It’s always refreshing when a film has the ability to nudge us towards retrospection. Garden State aims to do just that.
We’ve all heard it before: life hurts. When you diverge away from what’s safe and certain, you run the risk of getting hurt. Scratch that, you will get hurt. No one knows this better than Garden State’s main protagonist, Andrew. We meet Andrew living in a symbolically white room, void of emotion; neutral and lifeless. Nothing. Even in death, Andrew remains unfazed, protecting himself from the pain life causes. Through a turn of events, he meets a girl, Samantha, who begins to add some color to his life. She forces ‘originality’ on him, calling it a “completely unique moment in life.”
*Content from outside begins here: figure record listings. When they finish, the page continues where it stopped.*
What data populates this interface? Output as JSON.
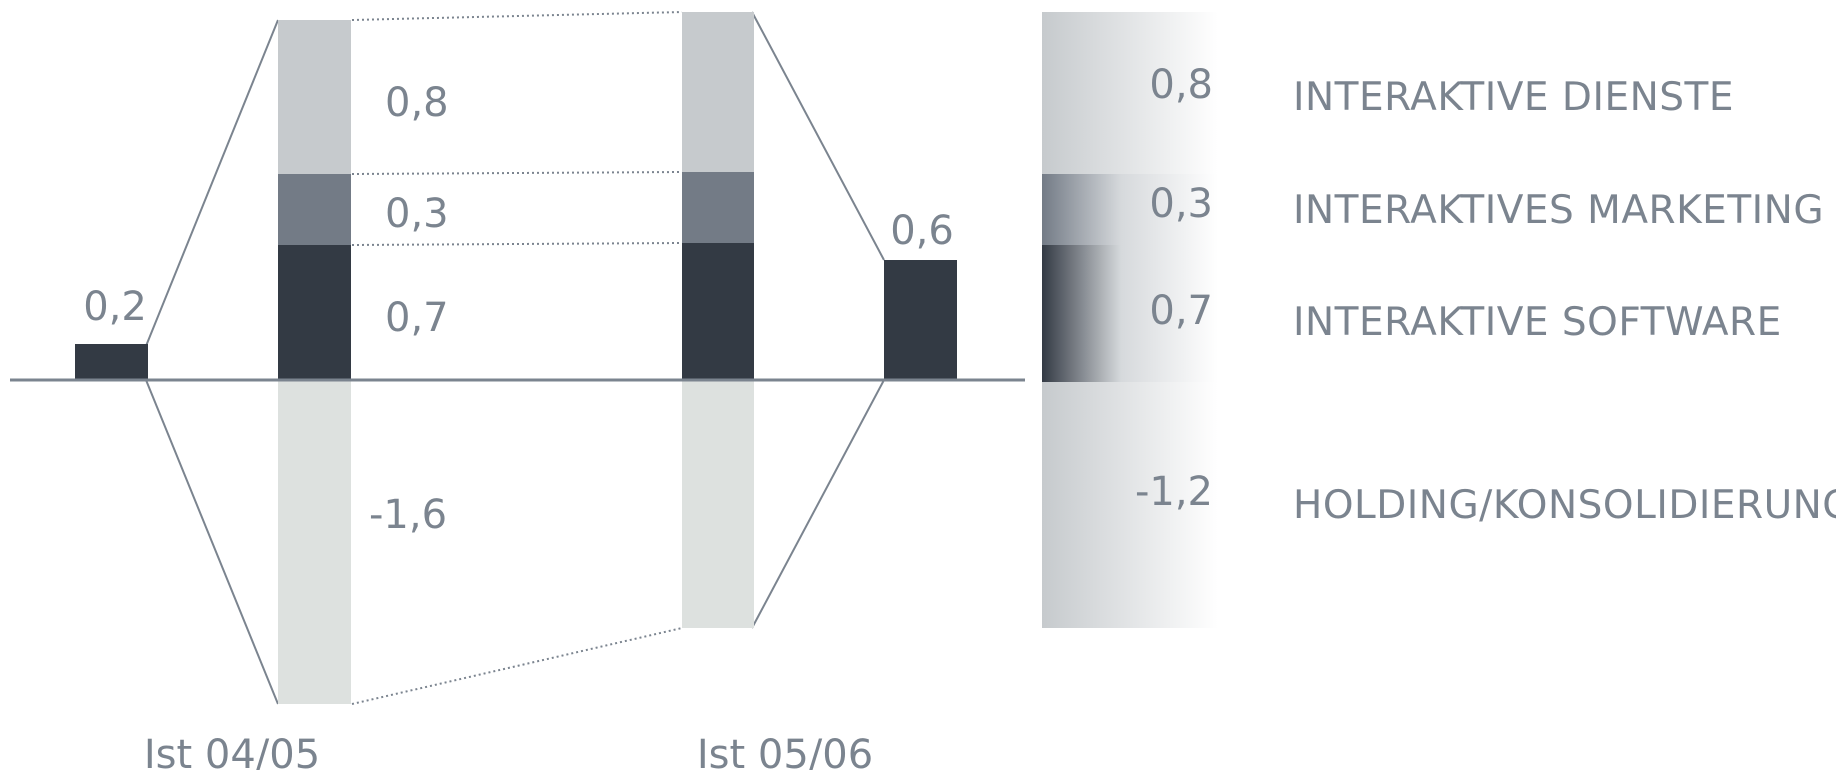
{
  "chart_data": {
    "type": "bar",
    "categories": [
      "Ist 04/05",
      "Ist 05/06"
    ],
    "totals": [
      {
        "category": "Ist 04/05",
        "value": 0.2,
        "label": "0,2"
      },
      {
        "category": "Ist 05/06",
        "value": 0.6,
        "label": "0,6"
      }
    ],
    "segments": [
      {
        "name": "INTERAKTIVE SOFTWARE",
        "values": [
          0.7,
          0.7
        ],
        "label": "0,7",
        "delta_label": "0,7"
      },
      {
        "name": "INTERAKTIVES MARKETING",
        "values": [
          0.3,
          0.3
        ],
        "label": "0,3",
        "delta_label": "0,3"
      },
      {
        "name": "INTERAKTIVE DIENSTE",
        "values": [
          0.8,
          0.8
        ],
        "label": "0,8",
        "delta_label": "0,8"
      },
      {
        "name": "HOLDING/KONSOLIDIERUNG",
        "values": [
          -1.6,
          -1.2
        ],
        "label": "-1,6",
        "delta_label": "-1,2"
      }
    ],
    "colors": {
      "software": "#333a44",
      "marketing": "#737b86",
      "dienste": "#c6cacd",
      "holding": "#dde1df",
      "total": "#333a44",
      "axis": "#7b848f",
      "text": "#7b848f"
    }
  }
}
Garden State inhabits multiple themes about a man leaving home and coming back, about approval from parents, achievement versus laziness, re-finding yourself and renewal of self, freedom, funerals, death, and rebirth. None of these themes, however, is more evident than putting yourself out there – being spontaneous, unusual, exciting, new, and full of life in the face of lifelessness. This film illustrates the beauty of life unplanned and how anyone can find spontaneity, leaving you with the urge to steal life whenever and wherever you can.
There will come a moment when you either grab life as it passes, or let it pass because it is too painful.
In one particularly poignant scene Andrew, who feels guilty about his mother’s death, finally talks to his dad, after avoiding him the entire film. The scene displays genuine and authentic grace between a grieving father and a burdened son. Garden State shows us that as we confront the pain in our life that we carry with us, we find resolution in action. Life is too short to be wasted on fear of getting burned; fire is in the job description. It will happen whether you are numb to it or not.
Life hurts, but the question is…Is it worth the pain?